Malaria treatment is becoming increasingly difficult due to the widespread drug resistance of Plasmodium falciparum. In Japan, only three antimalarials are approved for treatment: oral quinine, sulfadoxine-pyrimethamine, and mefloquine. Recently, however, the Research Group on Chemotherapy of Tropical Diseases introduced atovaquone-proguanil for treating drug-resistant P. falciparum malaria. This research group had also introduced mefloquine before it was licensed nationally. Using data obtained from the research group, we analyzed the efficacy and safety of atovaquone-proguanil, as compared with mefloquine, in nonimmune patients with uncomplicated P. falciparum malaria. Cures were attained in all (100%) of 20 atovaquone-proguanil-treated and 49 (98%) of 50 mefloquine-treated adults. The mean fever clearance time (FCT) and parasite clearance time (PCT) appeared to be longer in the atovaquone-proguanil group than in the mefloquine group, but the differences were not statistically significant.
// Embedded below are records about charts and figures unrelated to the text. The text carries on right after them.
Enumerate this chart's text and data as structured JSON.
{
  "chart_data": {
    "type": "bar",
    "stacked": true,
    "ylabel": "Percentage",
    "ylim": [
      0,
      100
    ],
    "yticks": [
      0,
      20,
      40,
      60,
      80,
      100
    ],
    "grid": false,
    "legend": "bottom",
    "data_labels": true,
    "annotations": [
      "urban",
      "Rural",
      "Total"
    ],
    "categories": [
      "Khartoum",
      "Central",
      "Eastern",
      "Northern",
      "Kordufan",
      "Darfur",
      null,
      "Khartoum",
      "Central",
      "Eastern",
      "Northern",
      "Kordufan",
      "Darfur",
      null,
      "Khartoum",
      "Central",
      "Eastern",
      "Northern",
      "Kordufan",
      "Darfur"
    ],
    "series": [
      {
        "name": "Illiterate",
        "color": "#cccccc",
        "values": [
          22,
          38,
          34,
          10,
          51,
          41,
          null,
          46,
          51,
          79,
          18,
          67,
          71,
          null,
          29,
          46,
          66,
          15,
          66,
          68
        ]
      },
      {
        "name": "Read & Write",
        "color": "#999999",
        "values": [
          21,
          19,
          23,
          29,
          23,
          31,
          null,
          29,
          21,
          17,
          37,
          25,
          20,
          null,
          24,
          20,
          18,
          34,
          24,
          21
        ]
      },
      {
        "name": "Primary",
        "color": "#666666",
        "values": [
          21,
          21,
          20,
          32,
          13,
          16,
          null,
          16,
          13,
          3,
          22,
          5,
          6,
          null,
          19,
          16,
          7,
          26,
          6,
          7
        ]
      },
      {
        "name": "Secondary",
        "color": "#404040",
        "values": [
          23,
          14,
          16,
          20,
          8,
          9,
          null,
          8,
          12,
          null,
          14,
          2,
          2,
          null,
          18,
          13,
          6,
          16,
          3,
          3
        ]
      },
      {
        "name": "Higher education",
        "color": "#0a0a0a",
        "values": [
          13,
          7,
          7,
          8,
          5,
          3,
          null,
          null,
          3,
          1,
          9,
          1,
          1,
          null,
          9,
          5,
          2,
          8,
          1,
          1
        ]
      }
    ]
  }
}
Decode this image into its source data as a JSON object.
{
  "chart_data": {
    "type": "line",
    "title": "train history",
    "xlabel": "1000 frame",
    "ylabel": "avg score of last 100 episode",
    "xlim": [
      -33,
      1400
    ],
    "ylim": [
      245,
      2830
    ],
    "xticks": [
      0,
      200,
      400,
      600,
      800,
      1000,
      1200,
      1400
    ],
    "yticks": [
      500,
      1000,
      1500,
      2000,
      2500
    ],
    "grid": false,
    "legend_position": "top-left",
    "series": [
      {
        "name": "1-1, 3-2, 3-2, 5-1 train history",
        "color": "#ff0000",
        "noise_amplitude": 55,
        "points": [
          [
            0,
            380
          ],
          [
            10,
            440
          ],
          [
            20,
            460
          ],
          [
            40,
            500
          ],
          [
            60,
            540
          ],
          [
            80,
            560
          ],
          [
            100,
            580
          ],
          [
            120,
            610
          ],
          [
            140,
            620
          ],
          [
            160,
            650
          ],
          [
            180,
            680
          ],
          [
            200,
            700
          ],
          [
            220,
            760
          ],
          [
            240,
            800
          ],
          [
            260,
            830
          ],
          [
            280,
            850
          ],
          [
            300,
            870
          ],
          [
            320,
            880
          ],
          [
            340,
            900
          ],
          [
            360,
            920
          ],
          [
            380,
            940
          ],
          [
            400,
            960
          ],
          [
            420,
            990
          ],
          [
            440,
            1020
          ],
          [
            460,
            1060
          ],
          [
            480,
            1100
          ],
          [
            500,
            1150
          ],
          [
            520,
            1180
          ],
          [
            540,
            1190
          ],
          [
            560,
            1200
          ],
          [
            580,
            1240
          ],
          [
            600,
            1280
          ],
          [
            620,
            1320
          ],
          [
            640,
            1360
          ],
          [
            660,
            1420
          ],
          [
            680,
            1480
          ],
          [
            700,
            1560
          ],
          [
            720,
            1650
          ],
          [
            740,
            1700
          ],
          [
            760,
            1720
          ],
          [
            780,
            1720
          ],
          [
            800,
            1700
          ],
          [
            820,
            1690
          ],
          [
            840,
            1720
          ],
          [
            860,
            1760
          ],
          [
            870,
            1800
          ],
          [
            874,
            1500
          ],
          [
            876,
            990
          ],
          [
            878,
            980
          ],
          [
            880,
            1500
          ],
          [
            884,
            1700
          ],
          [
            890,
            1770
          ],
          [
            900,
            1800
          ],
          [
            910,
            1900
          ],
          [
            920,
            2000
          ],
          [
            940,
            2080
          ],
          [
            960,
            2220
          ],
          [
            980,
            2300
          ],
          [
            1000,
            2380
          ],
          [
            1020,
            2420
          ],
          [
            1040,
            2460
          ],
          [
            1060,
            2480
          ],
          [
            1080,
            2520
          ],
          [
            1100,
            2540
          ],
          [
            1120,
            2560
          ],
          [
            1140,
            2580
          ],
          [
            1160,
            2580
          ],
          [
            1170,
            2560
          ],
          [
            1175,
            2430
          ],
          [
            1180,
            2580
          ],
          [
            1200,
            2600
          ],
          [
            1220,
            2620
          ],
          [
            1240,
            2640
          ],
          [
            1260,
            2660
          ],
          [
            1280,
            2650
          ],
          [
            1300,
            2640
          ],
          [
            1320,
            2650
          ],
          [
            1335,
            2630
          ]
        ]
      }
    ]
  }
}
Three (15%) of the 20 atovaquone-proguanil-treated adults had adverse events (AEs), all of which were transient elevations of liver enzymes, while 19 (38%) of the 50 mefloquine-treated adults had AEs, including dizziness in 8 (16%) and nausea/vomiting in 7 (14%). All 3 children treated with atovaquone-proguanil were cured without developing AEs. Despite the limitations of this study in not being a formal clinical trial, atovaquone-proguanil seemed to be at least equal to, or even better than, mefloquine for the treatment of uncomplicated P. falciparum malaria in nonimmune patients, including children. Its marketing in Japan could be beneficial in offering an alternative therapeutic option. However, vigilance should be maintained on the possible occurrence of rare but severe AEs, and also of the possible spread of drug resistance.

摘要

由于恶性疟原虫广泛的耐药性,疟疾治疗正变得越来越困难。在日本,仅有三种抗疟药被批准用于治疗:口服奎宁、磺胺多辛-乙胺嘧啶和甲氟喹。然而,最近热带病化疗研究小组引入了阿托伐醌-氯胍用于治疗耐药性恶性疟原虫疟疾。该研究小组在甲氟喹获得国家许可之前也引入了它。利用从该研究小组获得的数据,我们分析了阿托伐醌-氯胍与甲氟喹相比,在非免疫性单纯性恶性疟原虫疟疾患者中的疗效和安全性。20名接受阿托伐醌-氯胍治疗的成年人全部(100%)治愈,50名接受甲氟喹治疗的成年人中有49名(98%)治愈。阿托伐醌-氯胍组的平均发热清除时间(FCT)和寄生虫清除时间(PCT)似乎比甲氟喹组长,但差异无统计学意义。20名接受阿托伐醌-氯胍治疗的成年人中有3名(15%)出现不良事件(AE),均为肝酶短暂升高,而50名接受甲氟喹治疗的成年人中有19名(38%)出现AE,包括8名(16%)头晕和7名(14%)恶心/呕吐。所有3名接受阿托伐醌-氯胍治疗的儿童均治愈且未出现AE。尽管本研究并非正式临床试验存在局限性,但阿托伐醌-氯胍在治疗非免疫性患者(包括儿童)的单纯性恶性疟原虫疟疾方面似乎至少与甲氟喹相当,甚至更好。它在日本上市可能有助于提供另一种治疗选择。然而,应警惕罕见但严重的AE可能发生,以及耐药性可能传播。